いつもよりワントーン低い声で、わざと口角を上げて聞く。 


「おとこ??なんで?あたし、…」


言いかけて言葉に詰まったような莉桃。

心の中で、存在するかも分からない莉桃の考える男を呪いそうなほどの嫉妬が湧き上がる。


「あたし、何?まさか、本当にー…」


「ううん。

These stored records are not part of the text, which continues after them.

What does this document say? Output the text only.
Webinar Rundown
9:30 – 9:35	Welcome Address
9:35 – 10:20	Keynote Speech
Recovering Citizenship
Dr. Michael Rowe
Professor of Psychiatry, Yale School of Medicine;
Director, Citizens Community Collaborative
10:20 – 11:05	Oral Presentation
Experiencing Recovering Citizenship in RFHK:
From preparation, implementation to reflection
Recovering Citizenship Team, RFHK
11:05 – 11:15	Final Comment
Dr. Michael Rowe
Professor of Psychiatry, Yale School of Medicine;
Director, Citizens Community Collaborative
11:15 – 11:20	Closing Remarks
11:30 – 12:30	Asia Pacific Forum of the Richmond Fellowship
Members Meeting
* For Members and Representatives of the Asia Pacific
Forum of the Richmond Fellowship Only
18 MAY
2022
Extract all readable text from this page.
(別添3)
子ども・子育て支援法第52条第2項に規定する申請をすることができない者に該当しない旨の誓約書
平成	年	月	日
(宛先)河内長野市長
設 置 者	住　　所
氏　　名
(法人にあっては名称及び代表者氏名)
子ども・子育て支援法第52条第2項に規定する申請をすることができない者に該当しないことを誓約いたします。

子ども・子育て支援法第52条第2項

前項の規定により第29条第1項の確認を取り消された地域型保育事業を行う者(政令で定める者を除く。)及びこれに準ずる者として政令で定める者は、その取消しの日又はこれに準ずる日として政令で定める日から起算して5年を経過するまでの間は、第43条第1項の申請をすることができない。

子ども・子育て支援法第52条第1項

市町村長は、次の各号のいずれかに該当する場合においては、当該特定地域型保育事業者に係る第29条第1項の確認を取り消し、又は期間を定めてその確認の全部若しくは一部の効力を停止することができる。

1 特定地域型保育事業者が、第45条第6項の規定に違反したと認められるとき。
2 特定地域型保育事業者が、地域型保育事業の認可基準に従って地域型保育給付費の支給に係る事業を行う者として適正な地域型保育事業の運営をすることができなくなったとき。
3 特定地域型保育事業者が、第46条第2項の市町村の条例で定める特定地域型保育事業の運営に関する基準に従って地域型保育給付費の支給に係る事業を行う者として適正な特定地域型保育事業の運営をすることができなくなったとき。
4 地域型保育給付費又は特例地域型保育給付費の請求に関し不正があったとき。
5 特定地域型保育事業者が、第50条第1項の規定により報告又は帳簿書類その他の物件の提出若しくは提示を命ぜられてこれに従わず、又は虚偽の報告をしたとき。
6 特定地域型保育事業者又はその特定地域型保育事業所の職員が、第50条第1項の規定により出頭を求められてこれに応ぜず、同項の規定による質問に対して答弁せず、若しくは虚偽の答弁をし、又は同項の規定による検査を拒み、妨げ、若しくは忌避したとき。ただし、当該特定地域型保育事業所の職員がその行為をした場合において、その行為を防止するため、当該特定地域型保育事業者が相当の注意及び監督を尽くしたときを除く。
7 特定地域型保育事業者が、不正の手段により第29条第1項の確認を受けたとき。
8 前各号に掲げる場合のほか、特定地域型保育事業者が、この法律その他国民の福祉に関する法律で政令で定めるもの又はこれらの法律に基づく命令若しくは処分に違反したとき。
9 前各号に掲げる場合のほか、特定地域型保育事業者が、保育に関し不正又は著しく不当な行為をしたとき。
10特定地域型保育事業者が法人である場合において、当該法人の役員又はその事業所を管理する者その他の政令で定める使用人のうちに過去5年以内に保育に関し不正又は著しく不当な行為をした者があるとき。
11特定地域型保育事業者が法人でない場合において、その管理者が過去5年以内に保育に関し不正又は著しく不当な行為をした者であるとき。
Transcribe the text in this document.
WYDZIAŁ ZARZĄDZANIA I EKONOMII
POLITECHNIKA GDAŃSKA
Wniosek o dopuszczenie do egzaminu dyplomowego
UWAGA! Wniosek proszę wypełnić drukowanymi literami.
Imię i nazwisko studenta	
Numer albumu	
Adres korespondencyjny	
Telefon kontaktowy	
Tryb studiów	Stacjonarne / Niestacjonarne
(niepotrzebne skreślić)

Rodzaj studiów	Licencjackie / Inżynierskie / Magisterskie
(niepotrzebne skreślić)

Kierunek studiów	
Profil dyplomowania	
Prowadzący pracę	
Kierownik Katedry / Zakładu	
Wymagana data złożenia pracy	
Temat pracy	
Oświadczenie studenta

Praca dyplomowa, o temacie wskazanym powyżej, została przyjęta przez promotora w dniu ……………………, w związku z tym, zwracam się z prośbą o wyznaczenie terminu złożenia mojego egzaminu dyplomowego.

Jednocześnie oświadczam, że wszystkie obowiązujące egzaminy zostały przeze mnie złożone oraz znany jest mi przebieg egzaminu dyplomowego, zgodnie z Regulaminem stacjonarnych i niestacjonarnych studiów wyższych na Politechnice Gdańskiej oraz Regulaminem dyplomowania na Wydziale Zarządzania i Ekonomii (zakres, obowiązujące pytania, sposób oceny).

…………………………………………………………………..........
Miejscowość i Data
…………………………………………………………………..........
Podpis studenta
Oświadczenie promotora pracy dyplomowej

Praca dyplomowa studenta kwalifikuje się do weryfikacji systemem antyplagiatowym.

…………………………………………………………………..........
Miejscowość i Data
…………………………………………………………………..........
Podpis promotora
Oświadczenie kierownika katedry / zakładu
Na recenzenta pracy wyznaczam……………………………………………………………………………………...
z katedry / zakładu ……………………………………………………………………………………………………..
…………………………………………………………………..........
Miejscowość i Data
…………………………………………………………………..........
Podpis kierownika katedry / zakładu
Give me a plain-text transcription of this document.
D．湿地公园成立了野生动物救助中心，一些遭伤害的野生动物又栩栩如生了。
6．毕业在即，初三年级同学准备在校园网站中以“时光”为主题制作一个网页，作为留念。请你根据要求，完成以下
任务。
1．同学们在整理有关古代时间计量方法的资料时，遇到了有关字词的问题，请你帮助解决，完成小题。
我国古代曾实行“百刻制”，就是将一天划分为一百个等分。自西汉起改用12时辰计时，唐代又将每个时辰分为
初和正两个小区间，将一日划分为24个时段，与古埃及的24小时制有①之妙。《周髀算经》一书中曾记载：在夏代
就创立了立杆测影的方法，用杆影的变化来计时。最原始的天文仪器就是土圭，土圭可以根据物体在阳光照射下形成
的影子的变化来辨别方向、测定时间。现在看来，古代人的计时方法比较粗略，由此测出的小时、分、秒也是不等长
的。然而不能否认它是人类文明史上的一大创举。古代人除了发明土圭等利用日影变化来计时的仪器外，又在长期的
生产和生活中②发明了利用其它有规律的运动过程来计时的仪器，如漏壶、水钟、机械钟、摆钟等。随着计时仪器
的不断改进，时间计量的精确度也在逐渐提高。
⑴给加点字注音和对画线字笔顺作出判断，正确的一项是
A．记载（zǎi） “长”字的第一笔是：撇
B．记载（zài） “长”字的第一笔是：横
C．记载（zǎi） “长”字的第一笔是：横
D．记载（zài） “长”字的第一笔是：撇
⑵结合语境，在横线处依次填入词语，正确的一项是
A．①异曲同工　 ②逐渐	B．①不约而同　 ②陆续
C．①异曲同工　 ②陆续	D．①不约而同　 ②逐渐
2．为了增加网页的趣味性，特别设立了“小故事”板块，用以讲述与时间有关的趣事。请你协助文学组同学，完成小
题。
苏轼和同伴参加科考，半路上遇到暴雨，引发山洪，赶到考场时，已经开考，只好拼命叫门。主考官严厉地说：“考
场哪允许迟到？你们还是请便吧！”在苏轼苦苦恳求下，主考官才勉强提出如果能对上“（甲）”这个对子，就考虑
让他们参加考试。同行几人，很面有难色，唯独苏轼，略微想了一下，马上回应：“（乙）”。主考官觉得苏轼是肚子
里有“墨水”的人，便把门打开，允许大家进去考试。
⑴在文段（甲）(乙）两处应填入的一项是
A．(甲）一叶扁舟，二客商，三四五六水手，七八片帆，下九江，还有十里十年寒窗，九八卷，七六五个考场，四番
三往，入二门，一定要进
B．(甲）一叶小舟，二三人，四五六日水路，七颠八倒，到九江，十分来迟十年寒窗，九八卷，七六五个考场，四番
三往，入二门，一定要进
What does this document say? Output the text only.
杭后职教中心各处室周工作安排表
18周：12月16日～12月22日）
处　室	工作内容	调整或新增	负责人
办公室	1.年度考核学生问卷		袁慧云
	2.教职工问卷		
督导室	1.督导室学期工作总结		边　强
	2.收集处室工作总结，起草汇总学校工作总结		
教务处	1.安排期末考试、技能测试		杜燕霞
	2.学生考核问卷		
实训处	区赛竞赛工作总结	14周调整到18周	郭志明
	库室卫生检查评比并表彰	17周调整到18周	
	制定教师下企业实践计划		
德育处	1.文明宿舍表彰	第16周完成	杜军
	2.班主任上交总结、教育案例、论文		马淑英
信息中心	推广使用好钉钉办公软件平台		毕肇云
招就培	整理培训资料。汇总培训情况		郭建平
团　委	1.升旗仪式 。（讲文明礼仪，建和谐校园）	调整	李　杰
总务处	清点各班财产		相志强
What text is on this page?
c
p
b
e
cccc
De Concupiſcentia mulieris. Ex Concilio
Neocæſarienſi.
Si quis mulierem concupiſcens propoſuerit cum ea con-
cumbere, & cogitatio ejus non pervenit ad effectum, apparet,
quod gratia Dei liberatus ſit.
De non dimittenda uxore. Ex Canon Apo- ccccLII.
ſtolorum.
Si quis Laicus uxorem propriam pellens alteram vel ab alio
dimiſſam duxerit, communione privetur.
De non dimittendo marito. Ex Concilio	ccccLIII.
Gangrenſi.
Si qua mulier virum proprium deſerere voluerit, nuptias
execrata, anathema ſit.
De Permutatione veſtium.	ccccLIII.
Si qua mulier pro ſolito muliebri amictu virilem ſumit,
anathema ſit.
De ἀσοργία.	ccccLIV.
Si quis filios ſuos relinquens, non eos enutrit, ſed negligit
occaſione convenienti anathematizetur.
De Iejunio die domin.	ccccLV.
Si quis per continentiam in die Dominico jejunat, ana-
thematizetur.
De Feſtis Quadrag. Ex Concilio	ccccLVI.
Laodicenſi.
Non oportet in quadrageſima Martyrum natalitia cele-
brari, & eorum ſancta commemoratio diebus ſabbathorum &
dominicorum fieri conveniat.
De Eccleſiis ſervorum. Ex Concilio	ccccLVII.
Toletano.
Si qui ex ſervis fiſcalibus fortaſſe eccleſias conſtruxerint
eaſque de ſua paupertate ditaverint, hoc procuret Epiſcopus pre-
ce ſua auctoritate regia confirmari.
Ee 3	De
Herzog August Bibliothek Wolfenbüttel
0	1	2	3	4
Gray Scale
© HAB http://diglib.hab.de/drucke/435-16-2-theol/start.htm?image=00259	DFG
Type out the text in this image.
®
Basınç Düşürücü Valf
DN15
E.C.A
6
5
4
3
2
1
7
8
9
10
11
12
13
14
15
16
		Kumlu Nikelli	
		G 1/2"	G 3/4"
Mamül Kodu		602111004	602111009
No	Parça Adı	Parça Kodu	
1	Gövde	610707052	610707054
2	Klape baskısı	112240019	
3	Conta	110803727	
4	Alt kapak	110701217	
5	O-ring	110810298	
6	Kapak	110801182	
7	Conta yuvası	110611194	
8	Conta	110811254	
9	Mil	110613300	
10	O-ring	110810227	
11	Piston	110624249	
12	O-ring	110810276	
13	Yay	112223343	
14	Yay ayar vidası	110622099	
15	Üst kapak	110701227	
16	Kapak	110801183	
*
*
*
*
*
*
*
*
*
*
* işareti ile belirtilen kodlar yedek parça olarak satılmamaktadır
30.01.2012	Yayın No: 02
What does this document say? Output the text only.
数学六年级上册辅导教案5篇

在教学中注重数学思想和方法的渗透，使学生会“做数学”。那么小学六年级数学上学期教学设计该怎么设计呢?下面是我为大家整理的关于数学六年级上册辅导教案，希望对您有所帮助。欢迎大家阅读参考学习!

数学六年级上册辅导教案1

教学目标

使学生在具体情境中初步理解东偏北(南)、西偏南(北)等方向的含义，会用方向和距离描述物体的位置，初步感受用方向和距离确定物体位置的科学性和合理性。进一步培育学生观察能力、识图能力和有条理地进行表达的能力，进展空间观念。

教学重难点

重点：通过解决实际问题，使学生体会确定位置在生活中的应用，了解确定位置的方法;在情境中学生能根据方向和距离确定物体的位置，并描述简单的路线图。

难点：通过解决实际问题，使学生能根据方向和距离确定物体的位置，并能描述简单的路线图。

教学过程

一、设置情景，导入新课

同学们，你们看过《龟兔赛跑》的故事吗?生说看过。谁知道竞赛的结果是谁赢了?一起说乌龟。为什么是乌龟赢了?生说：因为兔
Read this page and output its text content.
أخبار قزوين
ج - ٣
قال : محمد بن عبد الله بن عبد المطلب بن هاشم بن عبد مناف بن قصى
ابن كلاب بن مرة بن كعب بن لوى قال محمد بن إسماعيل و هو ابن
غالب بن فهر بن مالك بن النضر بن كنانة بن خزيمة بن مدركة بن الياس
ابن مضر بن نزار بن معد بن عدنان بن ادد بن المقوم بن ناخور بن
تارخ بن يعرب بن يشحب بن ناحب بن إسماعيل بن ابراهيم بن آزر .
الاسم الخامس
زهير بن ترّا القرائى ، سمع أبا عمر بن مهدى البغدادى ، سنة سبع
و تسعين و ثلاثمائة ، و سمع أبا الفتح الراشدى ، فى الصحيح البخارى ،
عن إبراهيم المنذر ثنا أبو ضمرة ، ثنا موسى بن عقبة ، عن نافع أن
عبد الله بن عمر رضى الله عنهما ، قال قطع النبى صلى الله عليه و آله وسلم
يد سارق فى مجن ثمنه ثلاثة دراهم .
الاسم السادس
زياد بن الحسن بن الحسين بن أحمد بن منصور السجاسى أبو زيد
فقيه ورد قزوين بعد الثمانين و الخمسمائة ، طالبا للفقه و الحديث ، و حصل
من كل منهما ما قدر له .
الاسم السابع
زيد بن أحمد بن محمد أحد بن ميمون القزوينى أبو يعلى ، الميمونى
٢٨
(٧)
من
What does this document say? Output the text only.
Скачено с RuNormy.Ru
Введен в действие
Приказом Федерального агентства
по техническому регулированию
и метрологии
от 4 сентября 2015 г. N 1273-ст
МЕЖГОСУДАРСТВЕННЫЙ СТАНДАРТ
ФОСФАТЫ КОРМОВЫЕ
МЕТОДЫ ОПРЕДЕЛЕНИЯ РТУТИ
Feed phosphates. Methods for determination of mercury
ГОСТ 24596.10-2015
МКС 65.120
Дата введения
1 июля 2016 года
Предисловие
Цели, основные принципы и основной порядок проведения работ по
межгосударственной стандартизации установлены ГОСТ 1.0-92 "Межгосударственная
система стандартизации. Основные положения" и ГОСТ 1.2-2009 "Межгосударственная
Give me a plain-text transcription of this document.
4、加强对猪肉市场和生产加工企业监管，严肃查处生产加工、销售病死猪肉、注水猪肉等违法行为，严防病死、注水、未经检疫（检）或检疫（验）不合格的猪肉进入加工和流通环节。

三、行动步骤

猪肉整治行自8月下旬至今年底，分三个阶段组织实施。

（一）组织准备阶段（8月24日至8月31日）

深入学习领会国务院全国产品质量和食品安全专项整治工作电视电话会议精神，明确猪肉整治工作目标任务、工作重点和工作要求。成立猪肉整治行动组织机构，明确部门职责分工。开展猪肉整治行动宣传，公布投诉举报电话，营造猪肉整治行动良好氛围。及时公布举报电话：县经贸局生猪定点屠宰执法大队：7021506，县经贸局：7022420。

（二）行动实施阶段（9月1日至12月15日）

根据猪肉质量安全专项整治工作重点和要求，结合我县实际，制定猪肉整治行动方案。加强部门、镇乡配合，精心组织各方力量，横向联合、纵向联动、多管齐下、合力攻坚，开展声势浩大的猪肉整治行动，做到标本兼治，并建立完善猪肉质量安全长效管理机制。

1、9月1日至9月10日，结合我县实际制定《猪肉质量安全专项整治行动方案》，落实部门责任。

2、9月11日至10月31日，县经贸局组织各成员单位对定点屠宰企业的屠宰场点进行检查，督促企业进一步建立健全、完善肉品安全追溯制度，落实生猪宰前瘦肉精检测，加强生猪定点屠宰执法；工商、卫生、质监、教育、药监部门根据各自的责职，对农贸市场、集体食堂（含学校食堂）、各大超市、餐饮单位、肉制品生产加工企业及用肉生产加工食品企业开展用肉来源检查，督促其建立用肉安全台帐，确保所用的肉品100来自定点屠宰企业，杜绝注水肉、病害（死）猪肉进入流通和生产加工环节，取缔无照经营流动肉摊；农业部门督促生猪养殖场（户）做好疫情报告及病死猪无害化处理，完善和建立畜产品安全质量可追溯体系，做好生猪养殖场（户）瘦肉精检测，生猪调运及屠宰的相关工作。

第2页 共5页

あたしも天気いいなーって思ってたから、蓮くんと同じで嬉しいなぁっていう」


………今のは、反則だろ。


「ッ、!」


自分の顔を手で覆って、莉桃を視界から隠す。


「蓮くん、今日情緒ふあんてー?」

「…かわいすぎ」 
莉桃が何か呟いたけど、そんなのもうどーでも良くて。

莉桃は、一般的に美少女に分類される。

もちろん、バチバチに化粧はしてるけど宿泊学習の風呂上がりのすっぴんだって可愛かった。

茶色い、本人は気にしている天然パーマの髪の毛。

ボタンは一つ開けてて、スカートも多分ちょっと短い。

目尻のはねた大きすぎる目に、血色感がある頬。